Altenpflege zeitgemäß, was können wir aus der Coronapandemie lernen?

Von Erika Richter, Ärztin, Vorstandsprecherin von Bündnis90/Die GRÜNEN

Die bisherigen Erfahrungen und Erkenntnisse im Kontext von COVID-19 machen deutlich, dass unser Pflegesystem wenig krisenfest ist. Zwei Drittel der Todesfälle an COVID-19 betreffen Menschen, die in Altenheimen leben. Damit diese Gewinne abwerfen wurden die Pflegeheime zu Massenunterkünften, so beschreibt es die Pflegewissenschaftlerin Gabriele Meier von der Martin-Luther-Universität Halle Wittenberg jüngst in einem Spiegelbeitrag.

Die Pflege und Betreuung einer großen Zahl alter, besonders vulnerablen Menschen auf engem Raum, erweist sich in Zeiten einer Ausbreitung hoch ansteckender Krankheiten wie in der COVID-19-Pandemie, als Falle. Was zur Folge hatte und hat, dass die Bewohner im Falle eines positiven Tests aus ihrem vertrauten Umfeld gerissen und auf Quarantänestationen verlegt werden. Dies wird besonders von Demenz betroffenen Menschen als äußerst bedrohlich erlebt.

In kleinen, sozialräumlich verankerten Pflegewohngruppen oder Wohngemeinschaften kann beim Auftreten von Infektionen viel gelassener reagiert werden, weil die Situation schneller in den Griff zu bekommen ist, da weitaus weniger Personen betroffen sind. Auch können die Menschen in diesen kleinen Einheiten im Krankheitsfall besser gepflegt und umsorgt werden.

Wir Grünen fordern daher, dass beim Bau von Pflegeeinrichtungen deutlich mehr auf Pflege- und Lebensqualität geachtet wird und die Frage der Rentabilität nicht allein ausschlaggebend ist. Daher kommt der Kommune eine zentrale Rolle zu, wenn es um eine bedarfsgerechte und wohnortnahe Versorgungslandschaft geht.

Ein Beispiel für eine kleine, wohnortnahe Einrichtung für pflegebedürftige Menschen ist das geplante Projekt im alten Pfarrgarten in Cappel. Hier entsteht eine Pflegeeinheit für 10 Menschen, die wohngemeinschaftsartig zusammen leben. Die Menschen bleiben im Quartier, sind weiter Bestandteil des sozialen Umfelds und können, soweit es ihnen möglich ist, am Leben im Stadtteil teilnehmen.

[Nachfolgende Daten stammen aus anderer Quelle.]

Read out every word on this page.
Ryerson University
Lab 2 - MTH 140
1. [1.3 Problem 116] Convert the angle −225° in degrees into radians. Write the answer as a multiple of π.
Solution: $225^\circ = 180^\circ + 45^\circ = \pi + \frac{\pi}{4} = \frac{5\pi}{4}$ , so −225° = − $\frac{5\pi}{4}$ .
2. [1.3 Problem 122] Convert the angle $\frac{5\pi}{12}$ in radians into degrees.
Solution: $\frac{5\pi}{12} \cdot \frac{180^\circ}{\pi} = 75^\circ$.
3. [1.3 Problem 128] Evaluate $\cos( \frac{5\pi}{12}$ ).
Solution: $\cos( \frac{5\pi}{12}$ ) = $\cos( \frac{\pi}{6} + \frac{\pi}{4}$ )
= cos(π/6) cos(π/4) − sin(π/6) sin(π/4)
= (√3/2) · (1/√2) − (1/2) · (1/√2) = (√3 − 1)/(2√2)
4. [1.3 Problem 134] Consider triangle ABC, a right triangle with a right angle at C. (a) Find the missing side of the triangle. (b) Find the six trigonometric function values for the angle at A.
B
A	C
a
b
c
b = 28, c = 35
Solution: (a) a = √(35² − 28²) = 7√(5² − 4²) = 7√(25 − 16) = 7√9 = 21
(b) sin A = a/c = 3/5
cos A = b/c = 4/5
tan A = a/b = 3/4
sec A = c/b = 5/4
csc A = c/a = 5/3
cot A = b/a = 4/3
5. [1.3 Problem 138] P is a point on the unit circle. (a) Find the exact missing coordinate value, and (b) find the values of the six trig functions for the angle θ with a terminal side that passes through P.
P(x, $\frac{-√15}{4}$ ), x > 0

Doch immer noch leben die meisten alten Menschen zu Hause (76%). Für die Grünen sollte dies auch immer die erste Wahl sein – ambulant vor stationär. 65% dieser Menschen werden ausschließlich durch Angehörige versorgt. Doch trotz gesetzlicher Verbesserungen ist die Situation für pflegende Angehörige häufig nach wie vor belastend. Immer noch sind es in erster Linie Frauen, die ihre Erwerbstätigkeit aufgeben oder zurückstellen. Lange Pflegezeiten können daher ein Risiko für Altersarmut sein.

Die hohen Belastungen führen in vielen Fällen zu physischen und psychischen Beschwerden, insbesondere, wenn Unterstützungs- und Entlastungsangebote nicht genutzt werden können.

Sowohl im ambulanten Setting als auch in den stationären Einrichtungen sollte gelten:

Gute Pflege braucht zufriedene Pflegekräfte. Ganzheitliche Pflege und Zeitdruck passen nicht zusammen!